Chapter Thirty-Three

 

 

Ryan took up a position behind an overturned truck nearly a hundred yards from the Mirage. Over the years trees had thrust insistent branches, trunks and roots through the wag's body, anchoring it to the ground while at the same time pushing it inches upward.

 

The Mirage was incredible. Small falls, probably less impressive than they were before the nukecaust had claimed the ville, jetted from the fifth floor, pouring into cracked basins that held some kind of return system that was only partially working. Lit by sporadic underwater neon lights, the white frothing overflow leaked out into the jungle.

 

It had taken the group long minutes to cover the distance. In that time they'd had three encounters and had lost Clingdon to a slimy, tentacled creature that had been wrapped up on a spit of land trailing from a broad pond on the east side of Las Vegas Boulevard. Fielding had died during an ambush by members of the blue team coming up from behind and to the side. The companions had dropped three enemy gunners before they'd managed an escape.

 

"How do you want to handle this?" J.B. asked. He slipped off his wire-rimmed glasses and cleaned them quickly on a handkerchief that looked miraculously dry.

 

Ryan mopped sweat from his brow and looked back over his ragtag army. Mildred, like the Armorer, was calm and collected, but the three remaining men appeared shaken, on the verge of spooking at every sound around them.

 

"Front door looks inviting," Ryan said, taking his binoculars from his gear, "but there're already some takers on it."

 

J.B. lifted an eyebrow. "Missed them.
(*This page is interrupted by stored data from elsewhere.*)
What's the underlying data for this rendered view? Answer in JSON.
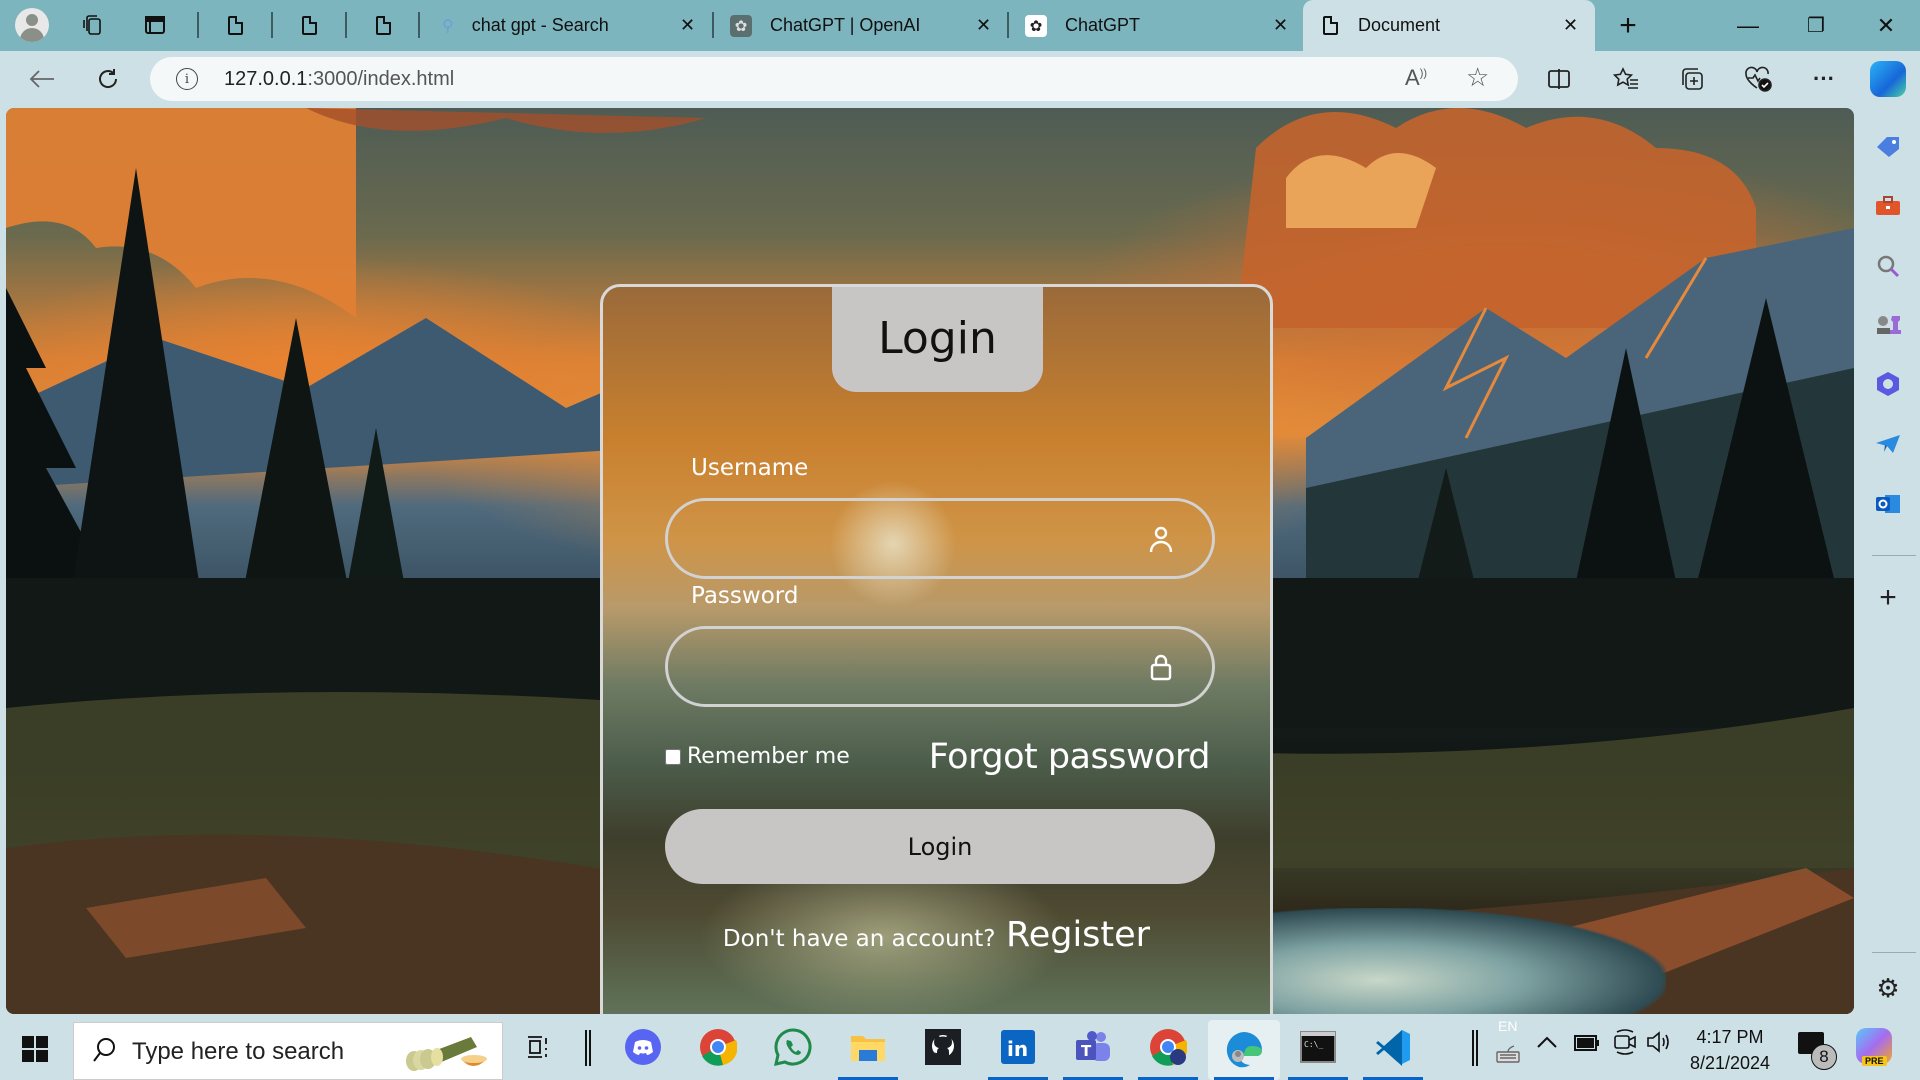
{
  "browser": {
    "tabs": [
      {
        "label": "chat gpt - Search",
        "icon": "search-icon",
        "active": false
      },
      {
        "label": "ChatGPT | OpenAI",
        "icon": "openai-logo-icon",
        "active": false
      },
      {
        "label": "ChatGPT",
        "icon": "openai-logo-icon",
        "active": false
      },
      {
        "label": "Document",
        "icon": "document-icon",
        "active": true
      }
    ],
    "new_tab_symbol": "+",
    "close_symbol": "✕",
    "window_controls": {
      "minimize": "—",
      "restore": "❐",
      "close": "✕"
    },
    "address": {
      "host": "127.0.0.1",
      "path": ":3000/index.html"
    },
    "read_aloud_symbol": "A",
    "favorite_symbol": "☆",
    "more_symbol": "···"
  },
  "login": {
    "title": "Login",
    "username_label": "Username",
    "username_value": "",
    "password_label": "Password",
    "password_value": "",
    "remember_label": "Remember me",
    "remember_checked": false,
    "forgot_label": "Forgot password",
    "submit_label": "Login",
    "register_prompt": "Don't have an account?",
    "register_label": "Register"
  },
  "sidebar": {
    "items": [
      "shopping-tag-icon",
      "tools-icon",
      "search-icon",
      "games-icon",
      "microsoft365-icon",
      "telegram-icon",
      "outlook-icon"
    ],
    "add_symbol": "+",
    "settings_symbol": "⚙"
  },
  "taskbar": {
    "search_placeholder": "Type here to search",
    "apps": [
      "task-view",
      "discord",
      "chrome",
      "whatsapp",
      "file-explorer",
      "github",
      "linkedin",
      "teams",
      "chrome-profile",
      "edge",
      "command-prompt",
      "vscode"
    ],
    "language": "EN",
    "time": "4:17 PM",
    "date": "8/21/2024",
    "notification_count": "8",
    "copilot_badge": "PRE"
  }
}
Damn, they must be good."

 

"Lots of other entertainment going on," Ryan commented dryly. "Missing them is understandable. And they are good."

 

Turning to face the building, J.B. put his glasses back on. "How good?"

 

"Good enough that I've only managed to lock on to their shadows a couple times."

 

"What's their color?"

 

"Green. Mebbe. They've made themselves hard to see."

 

"If they're green," J.B. said, "they've got no casualties that I've noticed."

 

Ryan nodded. The Armorer had been the first to notice the different-colored lenses used by the sec men on top of the wall. When they'd left the dead Thompson twin behind, a harsh, bright light had shone onto the area a few minutes later, splashing the corpse. Shortly after that, J.B. had pointed out the sec man waving the flash with the red lens, aiming the beam back at the big window in Bally's where the barons watched the game.

 

J.B. had been keeping count automatically. By his count, the purple team had taken the most damage with seven people gone. With four of their teammates dead, Ryan's red team was running a close second in casualties.

 

"Mebbe they're better than I was thinking." Ryan focused the binoculars and got a chance to watch the last three green-team members race into the Mirage. "They're boys."

 

"Boys?" J.B. echoed.

 

Ryan nodded. "From the looks of them. Saw some faces that time. Young. Mebbe early twenties, but I'm putting my jack on them being teens. No later."

 

"What are boys doing out here?" Mildred asked. "The blue team had some young among them, but they were all men."

 

"Don't know." Ryan kept careful watch over the entrance, but didn't see any of the green team again. "But they move like a unit. Solid. Working point, wings and slack, everybody keeping covering fire over everybody else."

 

"Just like Trader set up his operations," J.B. stated. "One of his commandments on War Wag One. 'Thou shalt cover thy neighbor's ass.'"

 

"Sec squad?" Mildred asked.

 

"From the look of them," Ryan answered.

 

"Don't see them as volunteers," Mildred replied. "Unless they got some kind of special arrangement that's going to get them out of here."

 

"We were promised," J.B. said. "Mebbe they got promised, too, and believed it."

 

"Stupid if they did," Mildred said. "But they're young. Maybe they just don't know any better."

 

Ryan put away the night glasses and took up the Steyr. "Two reasons that group went into the Mirage. One, they're hunting the high ground like us, mebbe going to take a chance at that wall if they can. Two, they've got something waiting for them that their baron set up."

 

"There's only one way to find out," J.B. said.

 

"Yeah." Ryan stood and pointed at a window on the second floor. "We go in from the side. Second floor. We've already seen some of these buildings are booby-trapped. That one's an obvious choice."

 

J.B. silently agreed. "What about those boys?" Ryan kept his face hard. "If they get in our face and raise their weapons, blow them away. No other way about it. Them or us. Me, I'd prefer it be us." He stepped into the nearby shadows and moved toward the building.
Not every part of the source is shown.